One of the biggest factors for coins doing well is the fact that many of them are made with precious metals. Gold and silver are primary metals that many coins were made of for years. With the prices of gold and silver rising over the last few years it has also brought up the prices of rare coins. Silver quarters that were worth $1-$1.50 each are now worth around $3 each just based on their silver content. Common silver dimes, quarters, halves, and dollars have all experienced price increases because of silver being worth more.
Equally, gold coins have done very well. A typical $20 gold coin that was $300-$350 in the late 1990s is now $1,100-$1,450. But the metal content is not the only rise that common gold coins are experiencing.
Let’s look at a $20 Saint Gaudens as an example. Years ago a nice uncirculated coin (MS-63) would typically bring about $75 over the price of spot. Today that same coin trades at $250-$400 over the price of spot. Not only is the gold worth more, but the premiums are up as well.
Rare date dollars are a good area to look at for price corrections. I will use the example of an 1879-CC Morgan dollar in MS-63. At the peak of the market this coin was worth $6,500-$7,000. Today it is worth $5,000-$5,500, but if you look back just a few years further it was only worth about $3,000. Yes the price has corrected, but is still worth much more than it was about seven years ago, and today the market is holding firm.
Prices of rare coins are good news in our economy today. With those looking for extra cash, selling coins or a coin collection is a great option.

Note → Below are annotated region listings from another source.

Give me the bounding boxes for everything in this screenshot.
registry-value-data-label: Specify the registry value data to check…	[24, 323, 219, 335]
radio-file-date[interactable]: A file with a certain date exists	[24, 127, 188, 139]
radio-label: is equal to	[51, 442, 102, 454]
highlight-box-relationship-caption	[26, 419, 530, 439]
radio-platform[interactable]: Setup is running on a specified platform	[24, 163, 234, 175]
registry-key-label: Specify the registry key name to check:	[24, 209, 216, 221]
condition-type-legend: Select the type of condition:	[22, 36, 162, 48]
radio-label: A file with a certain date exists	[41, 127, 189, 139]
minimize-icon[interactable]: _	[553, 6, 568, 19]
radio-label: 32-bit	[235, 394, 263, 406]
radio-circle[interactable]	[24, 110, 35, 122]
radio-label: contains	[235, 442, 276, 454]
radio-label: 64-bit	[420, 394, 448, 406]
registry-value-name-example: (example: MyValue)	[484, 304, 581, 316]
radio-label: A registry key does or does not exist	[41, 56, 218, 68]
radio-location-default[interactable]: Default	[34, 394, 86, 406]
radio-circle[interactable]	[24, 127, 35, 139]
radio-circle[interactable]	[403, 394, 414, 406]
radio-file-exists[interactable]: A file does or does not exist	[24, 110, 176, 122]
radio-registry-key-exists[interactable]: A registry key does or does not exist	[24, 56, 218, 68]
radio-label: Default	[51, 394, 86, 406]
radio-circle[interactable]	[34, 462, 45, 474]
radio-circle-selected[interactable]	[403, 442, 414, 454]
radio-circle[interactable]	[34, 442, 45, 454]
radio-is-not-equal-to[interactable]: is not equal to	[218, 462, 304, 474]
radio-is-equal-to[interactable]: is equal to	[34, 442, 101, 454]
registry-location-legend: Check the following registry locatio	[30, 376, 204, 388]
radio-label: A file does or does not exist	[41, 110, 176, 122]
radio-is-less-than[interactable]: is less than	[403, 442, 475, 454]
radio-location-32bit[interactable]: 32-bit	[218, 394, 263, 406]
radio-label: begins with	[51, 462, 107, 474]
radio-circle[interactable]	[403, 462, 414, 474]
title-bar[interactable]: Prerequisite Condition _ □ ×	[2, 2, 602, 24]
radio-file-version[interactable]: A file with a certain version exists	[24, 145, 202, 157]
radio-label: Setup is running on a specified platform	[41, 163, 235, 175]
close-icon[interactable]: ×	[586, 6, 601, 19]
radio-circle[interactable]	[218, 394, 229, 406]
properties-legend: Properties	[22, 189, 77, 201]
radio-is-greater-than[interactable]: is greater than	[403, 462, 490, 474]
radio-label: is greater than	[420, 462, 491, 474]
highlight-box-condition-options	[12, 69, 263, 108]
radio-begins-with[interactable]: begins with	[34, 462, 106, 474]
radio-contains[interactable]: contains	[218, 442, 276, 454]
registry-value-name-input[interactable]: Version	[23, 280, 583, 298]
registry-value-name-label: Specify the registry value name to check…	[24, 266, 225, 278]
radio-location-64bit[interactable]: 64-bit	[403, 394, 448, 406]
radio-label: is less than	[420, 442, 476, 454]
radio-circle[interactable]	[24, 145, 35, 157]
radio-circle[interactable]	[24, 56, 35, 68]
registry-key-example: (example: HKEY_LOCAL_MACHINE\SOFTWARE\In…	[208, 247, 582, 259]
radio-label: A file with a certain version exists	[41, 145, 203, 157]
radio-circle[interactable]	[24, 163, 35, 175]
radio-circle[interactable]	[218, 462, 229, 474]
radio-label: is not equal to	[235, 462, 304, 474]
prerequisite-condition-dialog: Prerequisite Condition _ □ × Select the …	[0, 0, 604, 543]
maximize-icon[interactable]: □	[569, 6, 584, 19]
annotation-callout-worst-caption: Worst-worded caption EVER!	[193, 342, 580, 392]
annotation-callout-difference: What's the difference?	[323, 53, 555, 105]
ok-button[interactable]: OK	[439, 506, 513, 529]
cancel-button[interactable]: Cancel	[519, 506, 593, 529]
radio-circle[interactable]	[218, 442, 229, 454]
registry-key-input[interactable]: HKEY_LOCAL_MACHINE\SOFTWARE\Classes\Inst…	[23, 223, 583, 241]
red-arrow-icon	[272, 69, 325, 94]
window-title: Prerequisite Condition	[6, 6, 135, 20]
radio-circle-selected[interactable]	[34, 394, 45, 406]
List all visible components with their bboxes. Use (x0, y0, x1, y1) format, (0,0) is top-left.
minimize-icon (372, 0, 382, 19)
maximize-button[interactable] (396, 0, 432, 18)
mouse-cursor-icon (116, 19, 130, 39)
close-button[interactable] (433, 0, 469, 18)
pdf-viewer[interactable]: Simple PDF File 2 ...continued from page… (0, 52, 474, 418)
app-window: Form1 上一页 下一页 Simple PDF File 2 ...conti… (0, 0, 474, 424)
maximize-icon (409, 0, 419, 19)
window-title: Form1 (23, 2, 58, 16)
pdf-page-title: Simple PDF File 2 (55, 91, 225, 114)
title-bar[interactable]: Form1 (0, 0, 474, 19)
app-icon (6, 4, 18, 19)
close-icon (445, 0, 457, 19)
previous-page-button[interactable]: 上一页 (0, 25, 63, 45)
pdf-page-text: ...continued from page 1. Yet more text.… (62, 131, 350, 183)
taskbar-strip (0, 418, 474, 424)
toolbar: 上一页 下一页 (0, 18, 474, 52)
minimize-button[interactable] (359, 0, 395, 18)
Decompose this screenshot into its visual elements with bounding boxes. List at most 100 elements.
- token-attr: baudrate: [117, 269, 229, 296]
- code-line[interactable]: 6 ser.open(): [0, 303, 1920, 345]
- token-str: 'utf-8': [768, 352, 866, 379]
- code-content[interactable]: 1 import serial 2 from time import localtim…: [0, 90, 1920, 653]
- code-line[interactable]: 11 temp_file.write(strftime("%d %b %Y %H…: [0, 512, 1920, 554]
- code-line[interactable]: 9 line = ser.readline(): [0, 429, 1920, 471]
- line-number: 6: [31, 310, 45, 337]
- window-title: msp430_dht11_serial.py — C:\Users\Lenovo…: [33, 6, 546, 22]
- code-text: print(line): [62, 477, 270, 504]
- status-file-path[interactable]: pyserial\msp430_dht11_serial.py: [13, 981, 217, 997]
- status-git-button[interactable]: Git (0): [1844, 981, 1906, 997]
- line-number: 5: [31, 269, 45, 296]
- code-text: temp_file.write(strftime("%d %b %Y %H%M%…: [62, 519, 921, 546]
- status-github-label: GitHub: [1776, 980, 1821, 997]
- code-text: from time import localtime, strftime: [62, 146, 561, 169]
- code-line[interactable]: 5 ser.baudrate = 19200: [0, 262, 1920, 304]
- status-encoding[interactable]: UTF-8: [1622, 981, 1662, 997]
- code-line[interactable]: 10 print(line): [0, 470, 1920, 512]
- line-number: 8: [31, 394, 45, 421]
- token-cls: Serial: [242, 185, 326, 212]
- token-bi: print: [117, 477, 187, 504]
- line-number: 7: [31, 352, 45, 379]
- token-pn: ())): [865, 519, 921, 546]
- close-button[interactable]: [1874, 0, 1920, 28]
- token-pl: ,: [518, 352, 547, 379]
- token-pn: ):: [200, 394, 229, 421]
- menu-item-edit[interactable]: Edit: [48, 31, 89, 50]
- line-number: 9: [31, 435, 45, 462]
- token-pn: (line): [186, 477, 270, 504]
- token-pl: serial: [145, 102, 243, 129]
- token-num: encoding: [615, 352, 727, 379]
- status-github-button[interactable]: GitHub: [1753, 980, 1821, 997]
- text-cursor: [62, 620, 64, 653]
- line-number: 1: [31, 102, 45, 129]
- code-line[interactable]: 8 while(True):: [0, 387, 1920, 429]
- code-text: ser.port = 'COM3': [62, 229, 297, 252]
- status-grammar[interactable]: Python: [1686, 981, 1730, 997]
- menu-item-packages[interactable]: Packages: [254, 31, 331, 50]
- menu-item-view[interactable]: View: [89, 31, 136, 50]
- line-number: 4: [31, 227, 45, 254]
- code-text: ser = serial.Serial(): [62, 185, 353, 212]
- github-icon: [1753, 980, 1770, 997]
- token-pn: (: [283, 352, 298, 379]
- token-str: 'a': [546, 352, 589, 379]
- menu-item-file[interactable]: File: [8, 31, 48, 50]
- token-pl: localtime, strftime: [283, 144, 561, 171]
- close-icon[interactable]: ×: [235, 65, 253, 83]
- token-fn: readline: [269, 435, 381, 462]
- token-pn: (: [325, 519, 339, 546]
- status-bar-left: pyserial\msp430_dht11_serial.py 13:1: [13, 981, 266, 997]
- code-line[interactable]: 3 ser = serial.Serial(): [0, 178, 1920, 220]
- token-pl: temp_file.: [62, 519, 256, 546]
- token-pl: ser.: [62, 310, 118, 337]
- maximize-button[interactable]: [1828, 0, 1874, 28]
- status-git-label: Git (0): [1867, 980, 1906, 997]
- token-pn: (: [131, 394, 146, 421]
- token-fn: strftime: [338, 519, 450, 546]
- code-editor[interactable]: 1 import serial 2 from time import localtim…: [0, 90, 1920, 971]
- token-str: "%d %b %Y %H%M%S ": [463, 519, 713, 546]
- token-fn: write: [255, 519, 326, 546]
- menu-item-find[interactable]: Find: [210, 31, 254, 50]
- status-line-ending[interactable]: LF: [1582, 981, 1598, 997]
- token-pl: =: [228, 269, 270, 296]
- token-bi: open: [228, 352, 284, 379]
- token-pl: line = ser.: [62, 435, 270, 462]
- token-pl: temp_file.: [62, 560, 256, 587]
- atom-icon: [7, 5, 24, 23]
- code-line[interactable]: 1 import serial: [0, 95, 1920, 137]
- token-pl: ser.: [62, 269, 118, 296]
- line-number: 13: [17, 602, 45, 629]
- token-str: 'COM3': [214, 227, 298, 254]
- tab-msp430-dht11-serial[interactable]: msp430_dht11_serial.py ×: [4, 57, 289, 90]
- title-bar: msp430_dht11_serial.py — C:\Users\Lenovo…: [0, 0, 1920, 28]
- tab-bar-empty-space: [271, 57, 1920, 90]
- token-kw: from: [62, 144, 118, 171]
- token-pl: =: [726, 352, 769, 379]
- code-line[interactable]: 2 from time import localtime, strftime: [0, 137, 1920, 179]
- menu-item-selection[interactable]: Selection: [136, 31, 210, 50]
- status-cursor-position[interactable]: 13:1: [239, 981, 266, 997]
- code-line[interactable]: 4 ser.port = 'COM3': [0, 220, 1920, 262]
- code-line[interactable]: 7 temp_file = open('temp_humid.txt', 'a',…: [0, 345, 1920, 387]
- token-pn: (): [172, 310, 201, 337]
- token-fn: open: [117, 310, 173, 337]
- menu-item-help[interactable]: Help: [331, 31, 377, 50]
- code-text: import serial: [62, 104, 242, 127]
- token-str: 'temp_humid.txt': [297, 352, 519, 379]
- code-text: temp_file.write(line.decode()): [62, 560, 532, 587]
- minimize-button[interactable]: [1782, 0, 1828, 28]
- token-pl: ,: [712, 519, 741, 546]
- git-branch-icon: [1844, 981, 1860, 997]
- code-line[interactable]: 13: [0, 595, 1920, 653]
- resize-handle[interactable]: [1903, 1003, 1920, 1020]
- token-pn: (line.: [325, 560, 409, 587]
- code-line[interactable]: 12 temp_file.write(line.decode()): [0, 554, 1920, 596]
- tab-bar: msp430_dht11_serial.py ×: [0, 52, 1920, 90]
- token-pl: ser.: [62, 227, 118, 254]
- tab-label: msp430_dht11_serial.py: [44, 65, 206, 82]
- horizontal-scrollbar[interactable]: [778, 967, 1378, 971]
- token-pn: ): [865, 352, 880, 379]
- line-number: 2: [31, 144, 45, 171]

The coins are generally worth more today than they were 5-10 years ago, and that is a great thing for those who need cash. Many collectors that were buying coins over the last 20 years are now able to cash them in for hefty profits. The proverbial “rainy day” saving of rare coins is paying off.
Just as interesting is the fact that many are actively seeking rare coins as a way to store value. Over the last 20 years many collected out of excess, but today are buying coins as a way to preserve value. Demand for rare coins remains very strong.
The market today is experiencing a nice balance. Which way the pendulum will swing from here is yet to be seen, but for right now it is a great time for buying or selling.
• Allen Rowe is the owner of Northern Nevada Coin in Carson City.